Granny's Notes - the writing of Sue Gerard

Burned-down house starts family adventure

On the evening of May, 18, 1922, my parents, exhausted and deeply hurt, were trying to think of what might have caused the fire that destroyed our house and everything in it. Suddenly Mom shouted, "The incubator!" The big wooden box on tall legs stood near the back door. Its tiny flame was the culprit because there was no other possibility and the first clouds of smoke came from the back where it stood. An incubator is a device for hatching eggs.

A hen would "steal her nest out" and lay one egg each day for about two weeks. Then she’d "set," keeping the eggs warm with her body and daily turning each one with her feet to keep the embryo developing correctly. When the time was up the baby chicks "pipped" the shell and the wet chicks emerged, one each day. Then the mother hen kicked the half shells out of the nest.

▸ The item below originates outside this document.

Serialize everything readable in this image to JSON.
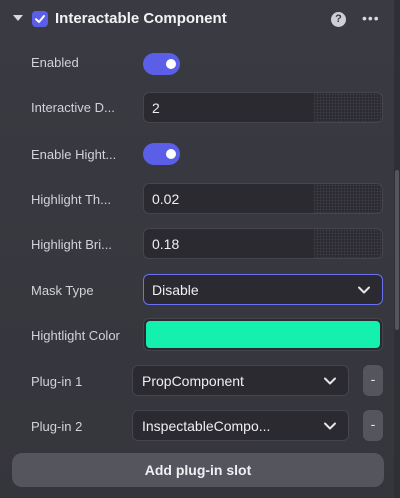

An incubator could produce a hundred baby chicks in less time than the hen could produce a dozen because the eggs would hatch at about the same time. It had large flat trays, which held the fertile eggs and Mom pulled the trays out to turn the eggs daily. The incubator’s warmth came from a small kerosene burner with a regulator on the wooden top.

For the first several days after the fire we were guests of the Eugene Crouch family. People shared enough dishes, utensils and groceries for us to move back so we could be near the dairy. A friend loaned us a big U.S. Army tent and Dad hitched the team to the wood stove and drug it out of the ashes. We cleaned it and the men set it up outdoors. Dad built a small shed under a big maple tree nearby, for protecting foodstuffs from weather and wild animals.

The tent was mounted between two tall stumps that were left when young trees were destroyed by the fire. A telephone was mounted on one of those "tent poles " and Mom again had contact with the milk customers in Columbia.

After studying house plans by lantern light for many nights and arranging for loans to supplement the meager insurance money, Mom and Dad ordered an Aladdin Redi-Cut home from Bay City, Michigan. He, with the Williams boys and John Estes, then began digging a basement with mule teams and scrapers.

From May until October, while Dad and neighbors assembled the new home we lived in the army tent. On Saturday nights Mom bathed Jim and me out in the front yard in the washtub. She and Dad took turns after dark, adding hot water as needed. Then she fixed us soft-boiled eggs with crackers crumbled up in them. I liked that routine but I dreaded Saturday nights.

That summer we had a frightening electrical storm almost every weekend. In a wet canvas tent lightening illuminates the inside of the tent as it streaks from one end of the world to the other, time and time again! It’s like being outdoors in it and not getting wet.

I was 6 years old, When a storm threatened or Mom put the tub in the front yard I’d ask plaintively, "Is this another Saturday night?" I dreaded the thunder and lightning, and sometimes things got wet inside of the tent. These thunderstorms dumped more water than the tent could repel. It sometimes blew in through the door flaps and even ran under the canvas tent floor. When it dripped on me I’d pull my cot to a dry spot. We’d spend Sunday drying things outdoors.

In spite of this fear of Saturday night storms, I loved the camping. And I’d camp again tonight at the drop of a hat.